Double bound variable in an MCP

Dear all,

in the general explanation of MCPs, it is stated that MCP models can solve problems where
F(z) ⟂ z.lo ≤ z ≤ z.up
Meaning that one of three conditions can hold
F(z) > 0 while z.lo = z
F(z) = 0 while z.lo ≤ z ≤ z.up
F(z) < 0 while z = z.up
https://www.gams.com/latest/docs/UG_ModelSolve.html#UG_ModelSolve_ModelClassificationOfModels_MCP

However, in all examples below on how to implement MCPs, the variable z seems to be reduced to a variable with only an upper bound OR a lower bound. In that case, the code goes something like
z.lo = 3;

eq_1 … F(z) =g= 0;

model example eq_1.z ;

I don’t see a statement anywhere that tells me how to implement a model where F(z) can be both ≤0 and ≥0, depending on the bound that z reaches. Moreover, I’m told in Table 2 that double bound variables can only be matched with =N= equations, and I don’t think that’s what I want (I want F(Z) to be equal to zero in all cases where z is between its bounds, so an inequality sign seems wrong to me).
I wasn’t able to find an example for code written for an MCP, where a Variable has an upper and a lower bound, resulting in three possible stages.

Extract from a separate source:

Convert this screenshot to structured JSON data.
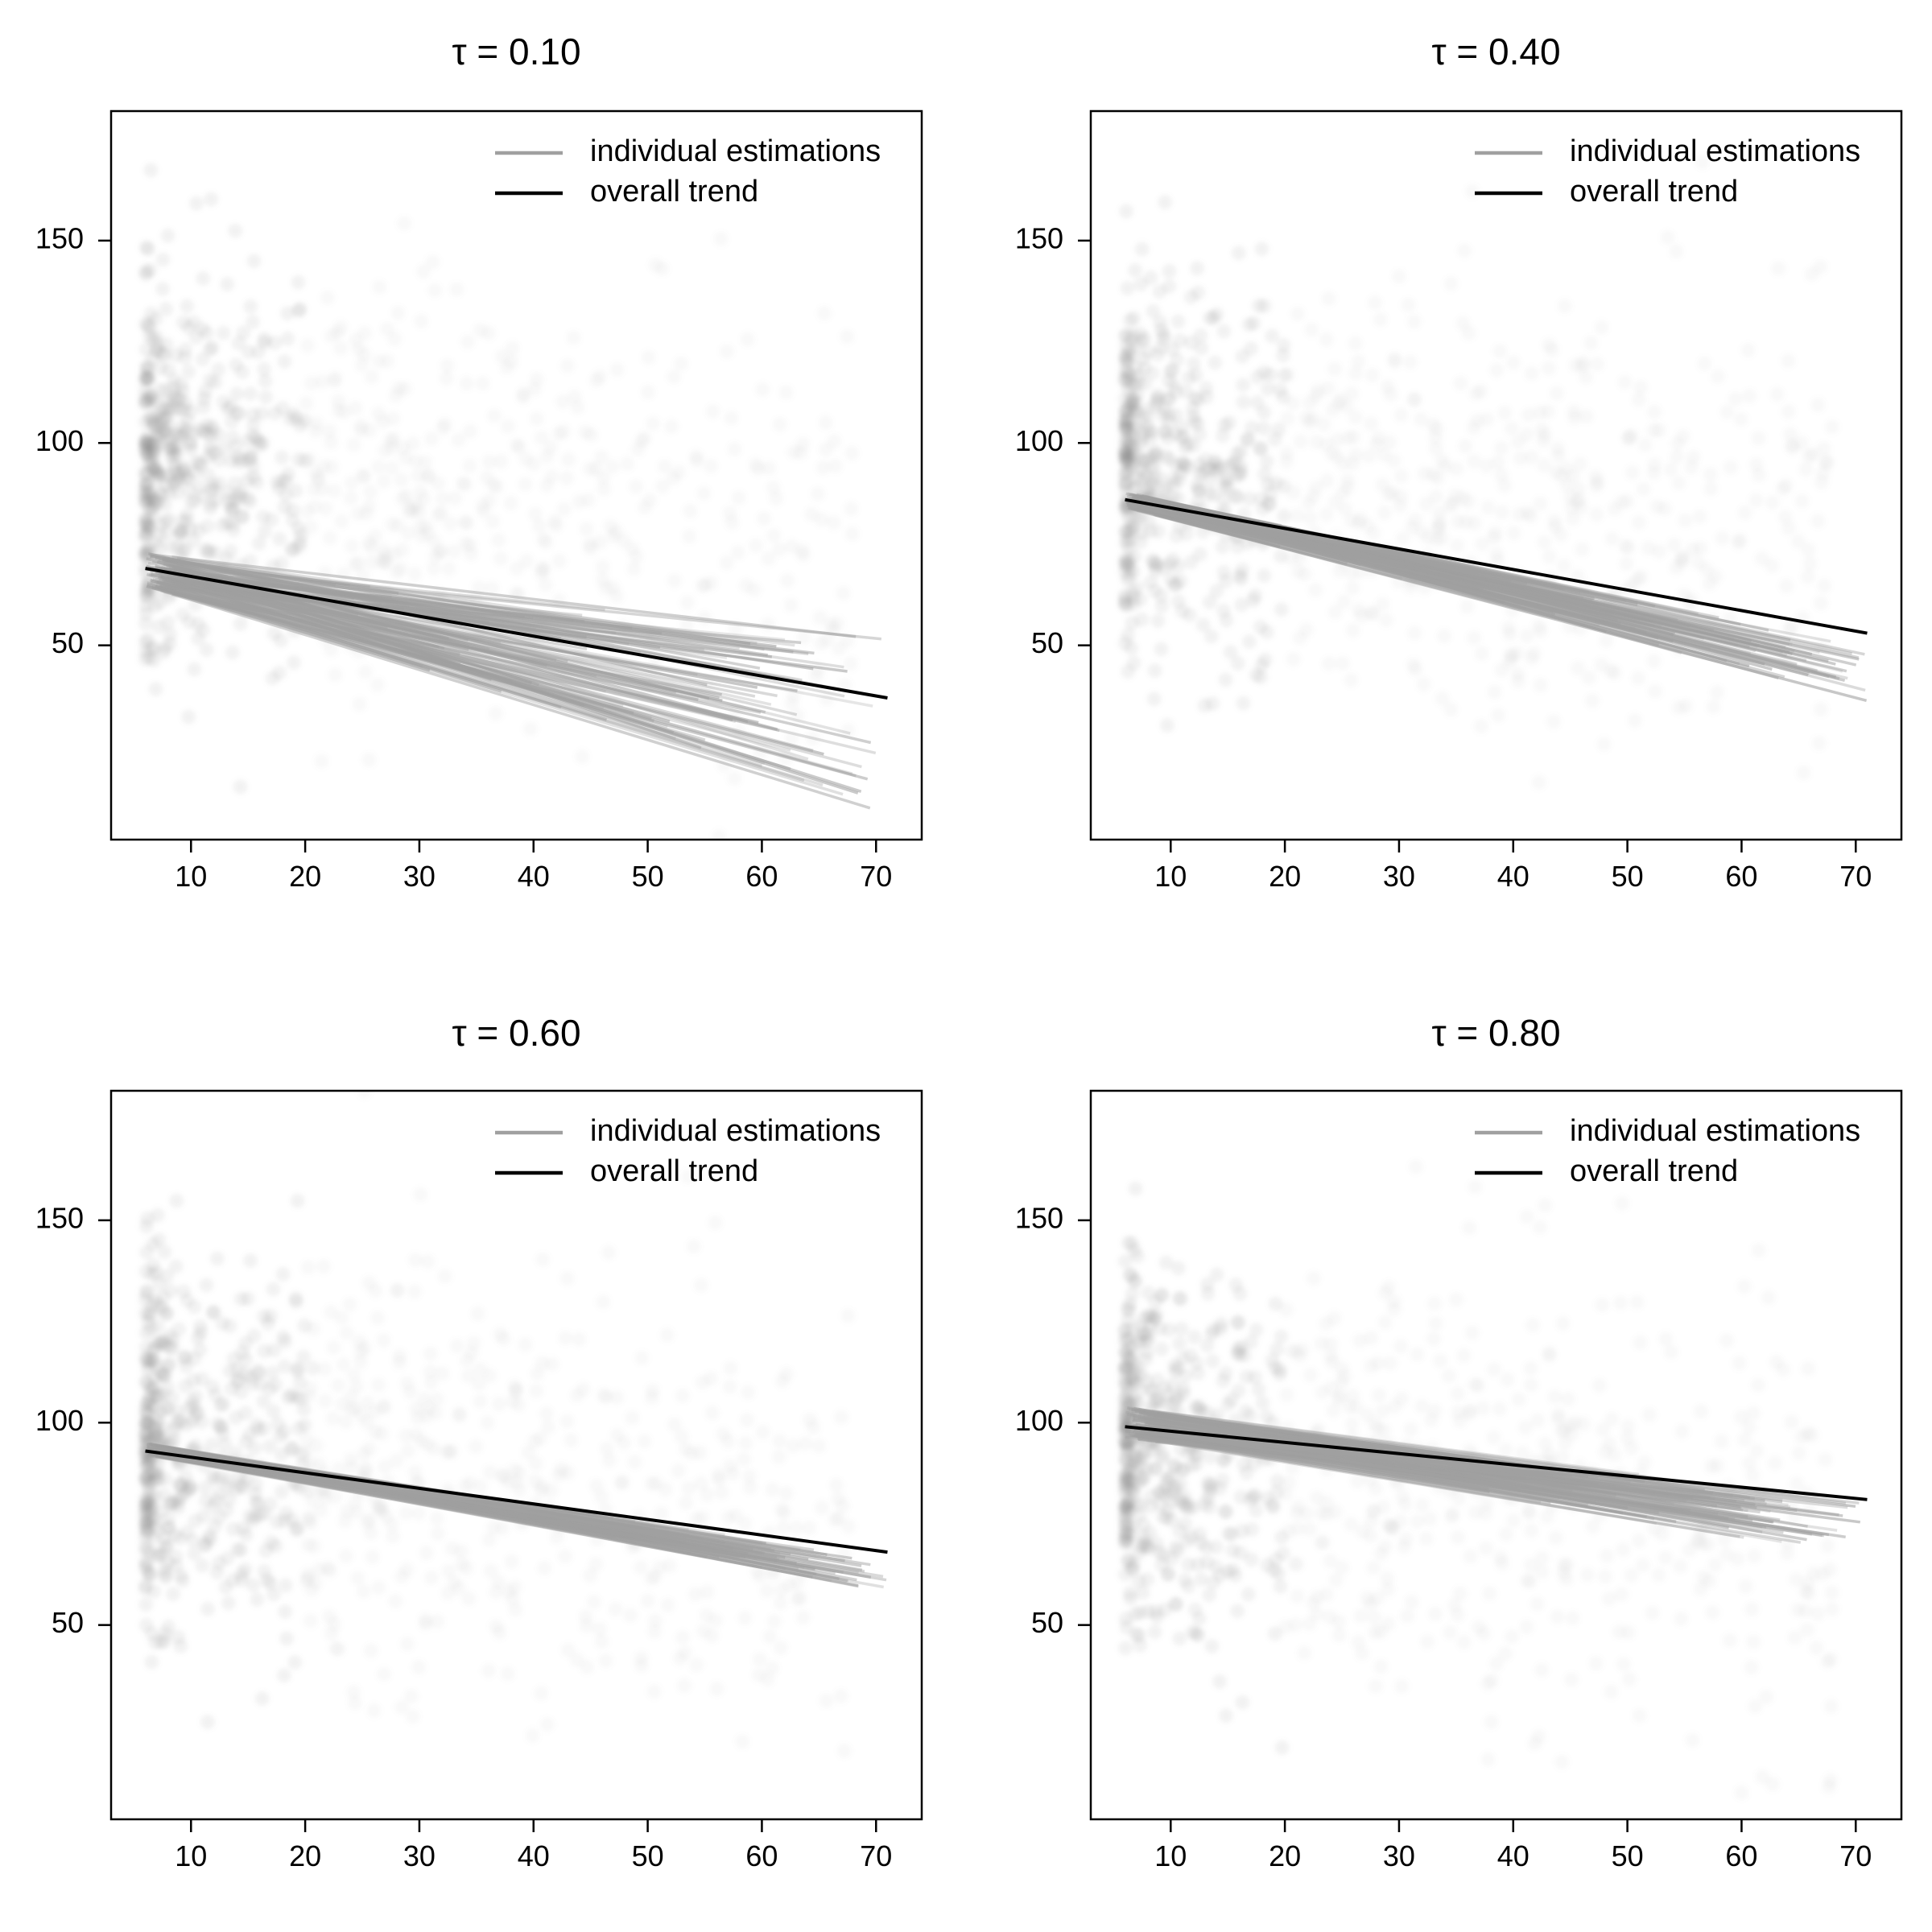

Thank you in advance for your answers!

Tatjana,

Let’s take a simple MCP as an example. Let’s start with an optimization problem, so we have some intuition from the optimization world we can lean on.

min f(x) := sqr(x-1) s.t. L <= x <= U, where L and U can be finite or the expected infinity.

Taking the KKT conditions we get this MCP:
F(x) := 2(x-1) perp to L <= x <= U

I’ve attached a GAMS version of this. Try this with all the interesting combinations: L = -INF or finite and less than 1 or 1 or greater than 1, similar for for U. That’s 16 combinations. Try them all. If you understand this tiny example and each combination, I think you’ll be in good shape regarding this part of MCP.
mcp.gms (343 Bytes)
To make the experiment explicit: L in {-inf, 0, 1, 2}, U in {0, 1, 2, +INF} yields 16 combinations.

-Steve

Hello Steve,

Thank you for your reply.
I suppose you meant to set the initial goal to min f(x) := (x-1)**2. I ran it with your suggested domains and some additional ones, such as [-2;0] or [2;5], to see which solution the model chooses if neither x.lo, nor x.up, nor anything in between is able to solve the equation with an equality sign. That was actually a very helpful exercise for me - thank you!

So, the short answer is: NE does create these three stages. Nice!